Essa è composta da diverse aste non tutte incise verticalmente, alcune sono oblique. In più troviamo dei fori di diverse dimensioni.
Sa Mandra Manna è una muraglia ciclopica, lo si evince da ciò che ancora è rimasto. Non si conosce la sua utilità, si pensa non sia stata una semplice opera difensiva, bensì un osservatorio astronomico.
Il fatto che il sole penetri in una delle sue porte, attraversi tutto il corridoio lungo più di dieci metri ed esca nella porta opposta, solo nei giorni degli equinozi ne è la prova.
Molti studiosi datano questo monumento attorno al 2700/2200 a. C.; per la presenza di una Tomba dei Giganti e di diverse coppelle altri lo datano al periodo strettamente nuragico.

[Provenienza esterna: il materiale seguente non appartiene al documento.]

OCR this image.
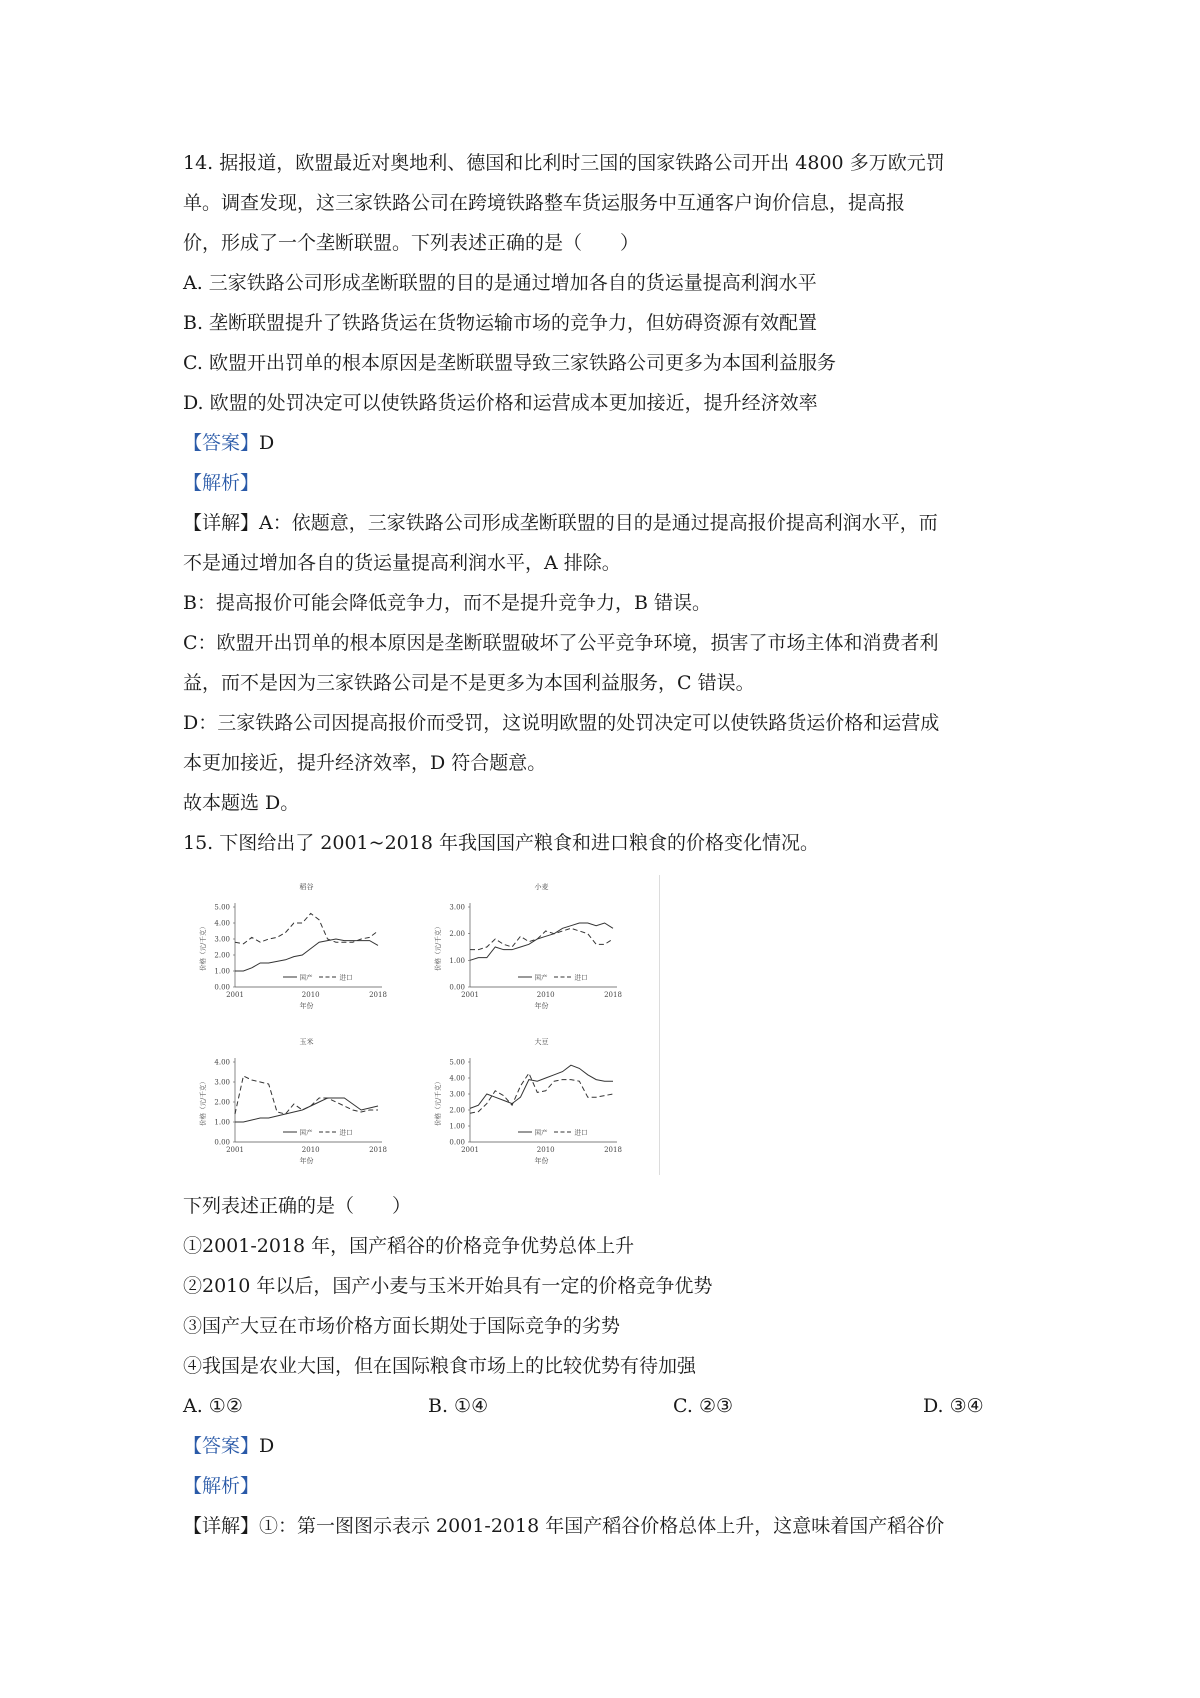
14. 据报道，欧盟最近对奥地利、德国和比利时三国的国家铁路公司开出 4800 多万欧元罚
单。调查发现，这三家铁路公司在跨境铁路整车货运服务中互通客户询价信息，提高报
价，形成了一个垄断联盟。下列表述正确的是（　　）
A. 三家铁路公司形成垄断联盟的目的是通过增加各自的货运量提高利润水平
B. 垄断联盟提升了铁路货运在货物运输市场的竞争力，但妨碍资源有效配置
C. 欧盟开出罚单的根本原因是垄断联盟导致三家铁路公司更多为本国利益服务
D. 欧盟的处罚决定可以使铁路货运价格和运营成本更加接近，提升经济效率
【答案】D
【解析】
【详解】A：依题意，三家铁路公司形成垄断联盟的目的是通过提高报价提高利润水平，而
不是通过增加各自的货运量提高利润水平，A 排除。
B：提高报价可能会降低竞争力，而不是提升竞争力，B 错误。
C：欧盟开出罚单的根本原因是垄断联盟破坏了公平竞争环境，损害了市场主体和消费者利
益，而不是因为三家铁路公司是不是更多为本国利益服务，C 错误。
D：三家铁路公司因提高报价而受罚，这说明欧盟的处罚决定可以使铁路货运价格和运营成
本更加接近，提升经济效率，D 符合题意。
故本题选 D。
15. 下图给出了 2001~2018 年我国国产粮食和进口粮食的价格变化情况。
稻谷
0.00
1.00
2.00
3.00
4.00
5.00
2001	2010	2018
年份
价格（元/千克）
国产	进口
小麦
0.00
1.00
2.00
3.00
2001	2010	2018
年份
价格（元/千克）
国产	进口
玉米
0.00
1.00
2.00
3.00
4.00
2001	2010	2018
年份
价格（元/千克）
国产	进口
大豆
0.00
1.00
2.00
3.00
4.00
5.00
2001	2010	2018
年份
价格（元/千克）
国产	进口
下列表述正确的是（　　）
①2001-2018 年，国产稻谷的价格竞争优势总体上升
②2010 年以后，国产小麦与玉米开始具有一定的价格竞争优势
③国产大豆在市场价格方面长期处于国际竞争的劣势
④我国是农业大国，但在国际粮食市场上的比较优势有待加强
A. ①②	B. ①④	C. ②③	D. ③④
【答案】D
【解析】
【详解】①：第一图图示表示 2001-2018 年国产稻谷价格总体上升，这意味着国产稻谷价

A mio avviso nessuno ha impedito ai nuragici di adattare una struttura preesistente che ha preceduto i nuragici di svariati secoli se non, addirittura, di millenni.
Invito gli appassionati ed anche gli scettici ad andare ad ammirare personalmente quest’altra meraviglia che il nostri popoli (prenuragico e nuragico) ci hanno lasciato e a farsi pervadere dall’energia che essa emana, immergendocisi.